Ron Bartek, Co-founder/President, Friedreich's Ataxia Research Alliance (FARA)

Ron Bartek feels that maybe he and his wife Raychel were meant to establish an organization with a mission to treat and cure Friedreich Ataxia (FA).

Ron and Raychel

Ron first learned about FA when his son was diagnosed with the rare disease in 1997, after he was showing some signs of physical awkwardness. When Ron and Raychel asked the diagnosing physician what they could do for their little boy, the physician gave them a response no parent wants to hear: There is nothing you can do; there is no treatment.

They went home, heartbroken, and began researching. Soon they learned that FA is a rare, inherited, progressive disease that mainly affects the nervous system and the heart. There was no approved treatment, no active clinical trials and very little research done into the disease. Ron and Raychel did not find evidence of interest from pharmaceutical companies, and there were no advocacy organizations devoted only to the research of FA. This meant that the patients and families were isolated – there was not much help readily available and not much reason for hope. But within all this difficult information they absorbed, they found one positive: the FA gene had been identified the previous year, which gave Ron and Raychel a dose of hope and motivation – and helped them find their purpose.

As Ron and Raychel both worked in Washington, D.C., in the federal government, they felt they were able to take action themselves. In 1998, they created the Friedreich’s Ataxia Research Alliance (FARA) with the goal of providing hope to FA patients and their families by bringing those affected by the disease together with scientists, industry partners and government agencies to enact real change. The goal from the beginning was – and continues to be – to treat and cure FA, marshalling and focusing resources and relationships to fund research, raise awareness of the disease and bring all the important players together to make progress and impact.

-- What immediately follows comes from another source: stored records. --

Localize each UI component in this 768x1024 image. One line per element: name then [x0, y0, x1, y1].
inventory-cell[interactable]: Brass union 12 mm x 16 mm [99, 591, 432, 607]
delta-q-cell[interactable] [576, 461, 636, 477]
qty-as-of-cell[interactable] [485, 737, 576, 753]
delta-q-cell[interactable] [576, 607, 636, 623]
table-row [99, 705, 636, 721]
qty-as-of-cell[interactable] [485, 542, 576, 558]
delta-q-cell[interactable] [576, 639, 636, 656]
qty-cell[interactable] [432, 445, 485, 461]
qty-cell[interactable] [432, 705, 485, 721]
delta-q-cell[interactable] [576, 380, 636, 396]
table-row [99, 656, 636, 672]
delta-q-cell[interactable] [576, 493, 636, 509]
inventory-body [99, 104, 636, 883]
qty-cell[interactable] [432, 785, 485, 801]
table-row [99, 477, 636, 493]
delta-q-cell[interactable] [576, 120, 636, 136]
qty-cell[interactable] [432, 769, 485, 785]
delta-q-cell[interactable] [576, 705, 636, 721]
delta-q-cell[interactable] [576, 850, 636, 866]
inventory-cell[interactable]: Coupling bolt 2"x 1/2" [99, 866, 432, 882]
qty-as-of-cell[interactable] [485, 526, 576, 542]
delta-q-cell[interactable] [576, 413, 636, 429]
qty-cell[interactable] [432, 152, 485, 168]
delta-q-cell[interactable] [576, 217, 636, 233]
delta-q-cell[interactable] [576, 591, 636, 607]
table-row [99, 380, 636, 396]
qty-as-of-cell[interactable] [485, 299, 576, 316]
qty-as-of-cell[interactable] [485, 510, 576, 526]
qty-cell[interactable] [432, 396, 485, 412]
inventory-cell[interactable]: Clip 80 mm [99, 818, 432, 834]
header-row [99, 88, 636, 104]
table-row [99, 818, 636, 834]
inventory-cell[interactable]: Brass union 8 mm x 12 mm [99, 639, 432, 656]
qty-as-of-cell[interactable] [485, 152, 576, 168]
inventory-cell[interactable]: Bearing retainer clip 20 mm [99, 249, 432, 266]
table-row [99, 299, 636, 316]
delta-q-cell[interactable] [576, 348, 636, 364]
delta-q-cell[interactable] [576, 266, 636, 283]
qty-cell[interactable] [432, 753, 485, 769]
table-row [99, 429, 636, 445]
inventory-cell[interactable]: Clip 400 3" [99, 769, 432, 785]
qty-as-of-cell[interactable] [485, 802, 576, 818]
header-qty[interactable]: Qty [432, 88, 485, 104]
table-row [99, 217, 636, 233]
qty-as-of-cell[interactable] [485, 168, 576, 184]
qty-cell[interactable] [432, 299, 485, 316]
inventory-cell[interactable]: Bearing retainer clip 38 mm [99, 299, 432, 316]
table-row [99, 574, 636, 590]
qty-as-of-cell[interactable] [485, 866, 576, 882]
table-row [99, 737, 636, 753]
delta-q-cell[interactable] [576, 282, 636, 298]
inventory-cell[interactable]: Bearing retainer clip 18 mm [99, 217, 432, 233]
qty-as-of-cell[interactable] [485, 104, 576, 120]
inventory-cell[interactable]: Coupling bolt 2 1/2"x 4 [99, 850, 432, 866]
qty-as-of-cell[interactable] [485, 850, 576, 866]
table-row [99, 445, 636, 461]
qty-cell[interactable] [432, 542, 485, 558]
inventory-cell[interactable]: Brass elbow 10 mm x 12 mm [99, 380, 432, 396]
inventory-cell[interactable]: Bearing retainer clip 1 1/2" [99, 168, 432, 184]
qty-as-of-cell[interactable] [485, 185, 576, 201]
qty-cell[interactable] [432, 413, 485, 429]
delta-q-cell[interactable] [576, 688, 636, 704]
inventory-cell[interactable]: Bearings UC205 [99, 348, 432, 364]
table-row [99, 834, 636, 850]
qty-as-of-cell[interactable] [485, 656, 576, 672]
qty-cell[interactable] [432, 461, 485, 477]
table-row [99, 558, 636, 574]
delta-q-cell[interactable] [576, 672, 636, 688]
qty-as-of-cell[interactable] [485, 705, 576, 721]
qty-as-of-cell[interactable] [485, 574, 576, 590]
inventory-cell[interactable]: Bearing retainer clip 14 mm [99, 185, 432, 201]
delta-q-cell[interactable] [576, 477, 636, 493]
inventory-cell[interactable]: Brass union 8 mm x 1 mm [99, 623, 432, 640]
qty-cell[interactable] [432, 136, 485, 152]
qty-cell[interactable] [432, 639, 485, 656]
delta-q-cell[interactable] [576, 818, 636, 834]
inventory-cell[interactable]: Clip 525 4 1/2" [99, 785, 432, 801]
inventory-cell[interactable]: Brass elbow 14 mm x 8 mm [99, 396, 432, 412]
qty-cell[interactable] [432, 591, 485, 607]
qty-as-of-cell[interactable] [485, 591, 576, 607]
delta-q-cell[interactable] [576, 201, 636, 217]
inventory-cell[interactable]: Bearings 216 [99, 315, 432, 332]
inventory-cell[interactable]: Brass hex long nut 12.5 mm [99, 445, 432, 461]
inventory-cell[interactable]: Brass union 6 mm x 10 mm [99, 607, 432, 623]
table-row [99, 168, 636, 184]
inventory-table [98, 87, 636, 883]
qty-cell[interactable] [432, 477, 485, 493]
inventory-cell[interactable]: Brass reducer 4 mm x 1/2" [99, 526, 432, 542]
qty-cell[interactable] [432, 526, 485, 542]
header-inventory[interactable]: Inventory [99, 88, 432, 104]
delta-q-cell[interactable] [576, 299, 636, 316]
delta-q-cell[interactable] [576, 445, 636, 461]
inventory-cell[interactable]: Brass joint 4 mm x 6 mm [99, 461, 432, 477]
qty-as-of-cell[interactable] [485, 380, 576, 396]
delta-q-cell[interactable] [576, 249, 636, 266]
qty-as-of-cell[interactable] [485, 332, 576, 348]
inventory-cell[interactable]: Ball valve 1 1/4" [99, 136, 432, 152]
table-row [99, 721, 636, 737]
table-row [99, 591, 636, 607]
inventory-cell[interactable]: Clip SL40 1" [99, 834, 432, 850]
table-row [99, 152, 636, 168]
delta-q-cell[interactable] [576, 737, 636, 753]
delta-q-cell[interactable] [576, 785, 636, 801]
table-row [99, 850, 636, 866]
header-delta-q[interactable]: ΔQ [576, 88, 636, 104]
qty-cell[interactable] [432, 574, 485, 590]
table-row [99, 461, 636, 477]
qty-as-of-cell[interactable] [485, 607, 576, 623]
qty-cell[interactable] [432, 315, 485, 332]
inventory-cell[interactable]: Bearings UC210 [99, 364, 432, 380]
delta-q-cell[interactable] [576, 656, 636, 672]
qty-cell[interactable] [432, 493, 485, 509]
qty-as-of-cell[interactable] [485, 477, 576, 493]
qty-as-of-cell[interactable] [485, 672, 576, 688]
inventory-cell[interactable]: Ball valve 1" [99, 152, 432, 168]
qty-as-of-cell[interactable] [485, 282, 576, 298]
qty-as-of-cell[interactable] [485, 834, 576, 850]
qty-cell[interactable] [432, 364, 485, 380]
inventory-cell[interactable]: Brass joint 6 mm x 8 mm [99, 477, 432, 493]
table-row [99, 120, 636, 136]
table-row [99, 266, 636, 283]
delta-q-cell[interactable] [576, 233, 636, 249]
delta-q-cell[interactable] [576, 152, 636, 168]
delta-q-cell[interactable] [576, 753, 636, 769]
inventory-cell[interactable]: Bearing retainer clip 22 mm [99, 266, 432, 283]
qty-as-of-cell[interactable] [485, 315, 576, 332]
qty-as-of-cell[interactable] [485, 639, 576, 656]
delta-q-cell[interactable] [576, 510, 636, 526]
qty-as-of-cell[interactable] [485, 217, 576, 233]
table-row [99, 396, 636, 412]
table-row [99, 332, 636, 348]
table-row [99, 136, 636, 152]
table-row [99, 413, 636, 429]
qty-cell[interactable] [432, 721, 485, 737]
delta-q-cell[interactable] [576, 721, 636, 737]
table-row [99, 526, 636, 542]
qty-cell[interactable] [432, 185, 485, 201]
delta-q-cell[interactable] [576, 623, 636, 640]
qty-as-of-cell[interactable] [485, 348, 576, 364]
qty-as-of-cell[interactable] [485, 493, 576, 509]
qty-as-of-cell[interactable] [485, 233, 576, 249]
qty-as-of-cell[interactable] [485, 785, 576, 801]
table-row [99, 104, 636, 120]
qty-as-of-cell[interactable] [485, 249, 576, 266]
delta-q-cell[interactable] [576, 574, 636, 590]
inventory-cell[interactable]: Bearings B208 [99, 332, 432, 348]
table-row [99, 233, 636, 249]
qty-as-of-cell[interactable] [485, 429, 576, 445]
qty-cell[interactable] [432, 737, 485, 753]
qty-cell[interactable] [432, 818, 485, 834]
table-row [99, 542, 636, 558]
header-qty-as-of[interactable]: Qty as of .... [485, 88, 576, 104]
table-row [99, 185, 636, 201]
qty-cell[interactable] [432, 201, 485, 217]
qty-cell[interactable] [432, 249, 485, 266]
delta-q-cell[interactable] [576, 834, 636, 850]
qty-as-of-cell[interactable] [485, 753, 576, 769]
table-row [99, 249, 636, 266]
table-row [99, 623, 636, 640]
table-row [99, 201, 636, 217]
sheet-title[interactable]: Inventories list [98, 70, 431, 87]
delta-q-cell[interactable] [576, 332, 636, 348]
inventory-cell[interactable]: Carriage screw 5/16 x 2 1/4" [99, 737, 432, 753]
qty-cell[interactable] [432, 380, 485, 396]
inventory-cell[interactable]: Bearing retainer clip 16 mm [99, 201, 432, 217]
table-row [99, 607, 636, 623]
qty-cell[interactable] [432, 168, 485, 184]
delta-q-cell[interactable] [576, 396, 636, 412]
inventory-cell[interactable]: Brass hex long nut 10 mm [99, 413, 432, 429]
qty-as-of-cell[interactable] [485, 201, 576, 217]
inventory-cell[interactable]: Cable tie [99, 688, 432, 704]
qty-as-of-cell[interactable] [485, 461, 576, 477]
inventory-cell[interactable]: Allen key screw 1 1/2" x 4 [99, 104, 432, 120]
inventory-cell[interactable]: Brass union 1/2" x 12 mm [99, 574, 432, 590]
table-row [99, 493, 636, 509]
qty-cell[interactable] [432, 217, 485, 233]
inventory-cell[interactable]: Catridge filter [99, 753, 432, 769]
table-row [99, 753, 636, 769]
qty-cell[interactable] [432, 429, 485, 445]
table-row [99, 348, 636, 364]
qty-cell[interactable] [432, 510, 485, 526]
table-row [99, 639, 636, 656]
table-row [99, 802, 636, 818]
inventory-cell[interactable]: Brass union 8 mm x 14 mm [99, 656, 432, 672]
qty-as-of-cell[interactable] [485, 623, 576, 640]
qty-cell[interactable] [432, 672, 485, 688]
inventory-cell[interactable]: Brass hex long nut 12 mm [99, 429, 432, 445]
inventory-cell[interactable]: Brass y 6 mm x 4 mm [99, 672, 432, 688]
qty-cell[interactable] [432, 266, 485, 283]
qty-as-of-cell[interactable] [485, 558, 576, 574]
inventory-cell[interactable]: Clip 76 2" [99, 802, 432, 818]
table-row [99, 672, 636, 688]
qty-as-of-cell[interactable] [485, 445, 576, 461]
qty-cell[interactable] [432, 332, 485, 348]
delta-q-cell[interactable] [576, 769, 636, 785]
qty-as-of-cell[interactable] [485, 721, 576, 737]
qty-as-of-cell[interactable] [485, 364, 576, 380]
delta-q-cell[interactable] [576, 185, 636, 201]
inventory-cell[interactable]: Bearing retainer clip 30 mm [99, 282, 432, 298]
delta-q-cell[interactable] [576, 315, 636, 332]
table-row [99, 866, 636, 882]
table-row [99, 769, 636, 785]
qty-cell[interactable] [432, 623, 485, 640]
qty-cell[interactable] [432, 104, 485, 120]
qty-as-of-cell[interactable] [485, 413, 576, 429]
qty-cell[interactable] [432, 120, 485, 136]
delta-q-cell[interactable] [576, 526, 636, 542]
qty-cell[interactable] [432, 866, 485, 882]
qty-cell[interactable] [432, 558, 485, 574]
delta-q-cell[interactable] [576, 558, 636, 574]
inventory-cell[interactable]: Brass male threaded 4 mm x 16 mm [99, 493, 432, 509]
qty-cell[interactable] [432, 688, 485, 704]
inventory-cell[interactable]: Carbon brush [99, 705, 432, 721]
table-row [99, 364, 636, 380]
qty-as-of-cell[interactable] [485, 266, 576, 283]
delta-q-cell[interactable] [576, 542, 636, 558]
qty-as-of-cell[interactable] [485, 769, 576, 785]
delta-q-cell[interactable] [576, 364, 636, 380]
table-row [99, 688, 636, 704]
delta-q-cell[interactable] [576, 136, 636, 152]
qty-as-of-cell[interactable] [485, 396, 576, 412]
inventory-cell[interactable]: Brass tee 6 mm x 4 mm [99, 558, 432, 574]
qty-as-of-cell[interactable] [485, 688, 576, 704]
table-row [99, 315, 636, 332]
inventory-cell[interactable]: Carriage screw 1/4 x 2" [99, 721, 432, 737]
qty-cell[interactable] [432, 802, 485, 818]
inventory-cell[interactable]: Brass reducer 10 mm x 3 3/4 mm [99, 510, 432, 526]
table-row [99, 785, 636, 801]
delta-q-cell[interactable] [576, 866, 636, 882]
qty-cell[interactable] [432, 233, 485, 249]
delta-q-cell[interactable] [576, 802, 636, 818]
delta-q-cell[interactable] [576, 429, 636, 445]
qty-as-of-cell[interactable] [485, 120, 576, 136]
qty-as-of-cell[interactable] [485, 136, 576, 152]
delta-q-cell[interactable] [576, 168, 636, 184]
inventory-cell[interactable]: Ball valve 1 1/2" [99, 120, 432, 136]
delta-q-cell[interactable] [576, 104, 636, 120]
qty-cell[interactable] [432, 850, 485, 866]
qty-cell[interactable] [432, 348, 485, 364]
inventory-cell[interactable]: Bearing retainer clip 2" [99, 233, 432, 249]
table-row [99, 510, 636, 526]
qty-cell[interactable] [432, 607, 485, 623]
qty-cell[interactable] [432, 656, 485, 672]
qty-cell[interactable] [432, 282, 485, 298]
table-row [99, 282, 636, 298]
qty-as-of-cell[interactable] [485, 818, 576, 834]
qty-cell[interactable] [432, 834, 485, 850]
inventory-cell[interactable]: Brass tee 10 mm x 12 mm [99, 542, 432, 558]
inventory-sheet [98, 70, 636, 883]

Since the organization’s founding, FARA has permanently changed the FA landscape for the better. By focusing on supporting research into the disease, they have been able to gather the right people to make incredible contributions to the scientific understanding of FA. All of these discoveries helped to advance the study of the disease.

As Ron and Raychel progressed FARA’s goals, they learned about a critical step needed to move research into clinical trials: developing clinical outcome measures, which would allow for measuring the effectiveness of an investigational therapy. Not deterred by this momentous project, they got to work, assembling FA patients and clinicians to create and test a series of performance measures in FA patients over time. The resulting data formed the basis of what would become most frequently used primary endpoint. These data also allowed FARA to fund clinical sites using those same endpoints, effectively creating a natural history database of FA, which could then be used to design FA clinical trials. Ron considers this natural history database as a global treasure and one of the five essential assets FARA has developed to provide industry partners with the tools they need to advance clinical trials for a potential FA treatment.

The positive impact is clear: FARA held their eighth international scientific conference on FA in 2022, where they assembled 500 scientists, 17 patient advocacy groups and more than three dozen pharma partners. Six clinical trials are currently underway, and more than a dozen have been completed. PTC therapeutics is one of the companies studying potential treatments in FA and has been collaborating with FARA for many years. FARA has been instrumental in developing the clinical endpoints for PTC’s clinical trials and for providing insight on what people with FA are looking for in a treatment.

Ron is incredibly proud of FARA’s work – not just in advancing scientific study of FA but also for creating a collaborative and supportive FA community, unified in finding a cure for this rare disease. When it comes to the FA patient and families, Ron says, “We do what we do FOR them and are able to accomplish so much BECAUSE of them.”